Assume that $A\ne 0$. We have \begin{align*} |A|&=\dfrac{1}{b-a}\left|\int_{a}^{b}f(x)dx\right|\leq\dfrac{1}{b-a}\int_{a}^{b}|f(x)|dx\leq\dfrac{1}{b-a}\int_{a}^{b}|A|dx=|A|, \end{align*} so \begin{align*} \dfrac{1}{b-a}\int_{a}^{b}(|A|-|f(x)|)dx=0, \end{align*} but $|A|-|f(\cdot)|\geq 0$ and $|A|-|f|$ is continuous, one has $|f|=A$.

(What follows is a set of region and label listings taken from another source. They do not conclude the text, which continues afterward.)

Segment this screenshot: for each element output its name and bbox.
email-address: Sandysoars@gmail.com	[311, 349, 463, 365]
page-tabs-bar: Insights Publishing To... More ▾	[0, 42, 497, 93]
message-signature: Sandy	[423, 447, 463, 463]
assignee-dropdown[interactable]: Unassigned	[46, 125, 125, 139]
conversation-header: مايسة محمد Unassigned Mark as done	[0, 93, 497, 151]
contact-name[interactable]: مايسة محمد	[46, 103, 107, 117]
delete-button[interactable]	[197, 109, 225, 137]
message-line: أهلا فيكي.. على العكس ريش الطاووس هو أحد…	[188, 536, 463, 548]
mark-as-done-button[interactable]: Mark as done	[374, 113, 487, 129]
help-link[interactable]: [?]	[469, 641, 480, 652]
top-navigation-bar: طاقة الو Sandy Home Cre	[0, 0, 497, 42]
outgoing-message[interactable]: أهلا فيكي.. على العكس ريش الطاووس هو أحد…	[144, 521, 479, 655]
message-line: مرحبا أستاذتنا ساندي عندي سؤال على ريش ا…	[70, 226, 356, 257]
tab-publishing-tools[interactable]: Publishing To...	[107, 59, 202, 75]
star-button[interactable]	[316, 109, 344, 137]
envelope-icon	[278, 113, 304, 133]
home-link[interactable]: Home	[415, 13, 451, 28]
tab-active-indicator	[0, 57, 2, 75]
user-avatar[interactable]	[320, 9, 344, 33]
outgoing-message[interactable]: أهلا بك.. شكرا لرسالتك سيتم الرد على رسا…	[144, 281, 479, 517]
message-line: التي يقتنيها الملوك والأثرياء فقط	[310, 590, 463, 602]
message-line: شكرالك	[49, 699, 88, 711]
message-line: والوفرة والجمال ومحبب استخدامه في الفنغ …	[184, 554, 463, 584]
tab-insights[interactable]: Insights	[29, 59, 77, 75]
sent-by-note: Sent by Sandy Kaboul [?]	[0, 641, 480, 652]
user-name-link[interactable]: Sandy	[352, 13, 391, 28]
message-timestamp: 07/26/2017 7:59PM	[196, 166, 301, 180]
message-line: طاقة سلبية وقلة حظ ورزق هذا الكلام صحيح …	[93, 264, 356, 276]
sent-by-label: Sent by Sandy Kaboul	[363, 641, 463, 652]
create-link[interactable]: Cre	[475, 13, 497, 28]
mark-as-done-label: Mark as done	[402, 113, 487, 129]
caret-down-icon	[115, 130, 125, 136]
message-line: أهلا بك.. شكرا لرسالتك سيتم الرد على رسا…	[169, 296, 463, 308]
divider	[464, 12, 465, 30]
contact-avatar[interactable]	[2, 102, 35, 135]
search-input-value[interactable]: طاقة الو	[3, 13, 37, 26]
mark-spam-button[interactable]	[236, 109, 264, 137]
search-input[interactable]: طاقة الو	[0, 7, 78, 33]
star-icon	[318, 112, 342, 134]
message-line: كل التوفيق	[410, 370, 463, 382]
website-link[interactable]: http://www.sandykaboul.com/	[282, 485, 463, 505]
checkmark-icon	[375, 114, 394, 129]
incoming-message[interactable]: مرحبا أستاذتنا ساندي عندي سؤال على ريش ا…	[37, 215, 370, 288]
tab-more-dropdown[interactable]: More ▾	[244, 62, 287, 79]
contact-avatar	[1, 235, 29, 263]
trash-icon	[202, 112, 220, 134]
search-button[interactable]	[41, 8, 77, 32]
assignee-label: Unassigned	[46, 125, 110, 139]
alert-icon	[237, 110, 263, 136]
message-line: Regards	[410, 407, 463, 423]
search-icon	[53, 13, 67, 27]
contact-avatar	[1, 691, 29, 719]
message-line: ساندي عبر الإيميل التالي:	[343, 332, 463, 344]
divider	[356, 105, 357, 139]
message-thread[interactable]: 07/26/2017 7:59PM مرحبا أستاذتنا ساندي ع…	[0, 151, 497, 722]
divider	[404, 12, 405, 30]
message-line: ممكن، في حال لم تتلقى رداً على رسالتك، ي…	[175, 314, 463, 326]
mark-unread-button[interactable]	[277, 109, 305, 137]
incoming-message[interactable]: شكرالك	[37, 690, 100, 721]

Now we let $z$ be a complex number such that \begin{align*} zA=z\cdot\dfrac{1}{b-a}\int_{a}^{b}f(x)dx\geq 0, \end{align*} by writing $zf=u+iv$ for real $u,v$, then \begin{align*} |A|=\dfrac{1}{b-a}\left|\int_{a}^{b}f(x)dx\right|=\dfrac{1}{b-a}\int_{a}^{b}zf(x)dx=\dfrac{1}{b-a}\int_{a}^{b}u(x)dx+i\dfrac{1}{b-a}\int_{a}^{b}v(x)dx, \end{align*} so \begin{align*} \int_{a}^{b}v(x)dx=0, \end{align*} and hence \begin{align*} |A|\leq\dfrac{1}{b-a}\int_{a}^{b}u^{+}(x)dx\leq\dfrac{1}{b-a}\int_{a}^{b}|f(x)|dx=|A|, \end{align*} hence \begin{align*} \int_{a}^{b}(|f(x)|-u^{+}(x))dx=0, \end{align*} once again $|f(\cdot)|-u^{+}(\cdot)\geq 0$, so $|f|=u^{+}$. Then $u^{+}+u^{-}=|u|\leq|f|=u^{+}$ implies $u^{-}=0$. Also, $|f|^{2}=(u^{+})^{2}+|v|^{2}=|f|^{2}+|v|^{2}$ implies $v=0$, so $zf=u^{+}=|f|=|A|$.
Substitute $f=z^{-1}|A|$ into \begin{align*} A=\dfrac{1}{b-a}\int_{a}^{b}f(x)dx, \end{align*} one gets $z^{-1}=\dfrac{A}{|A|}$, so $f=A$.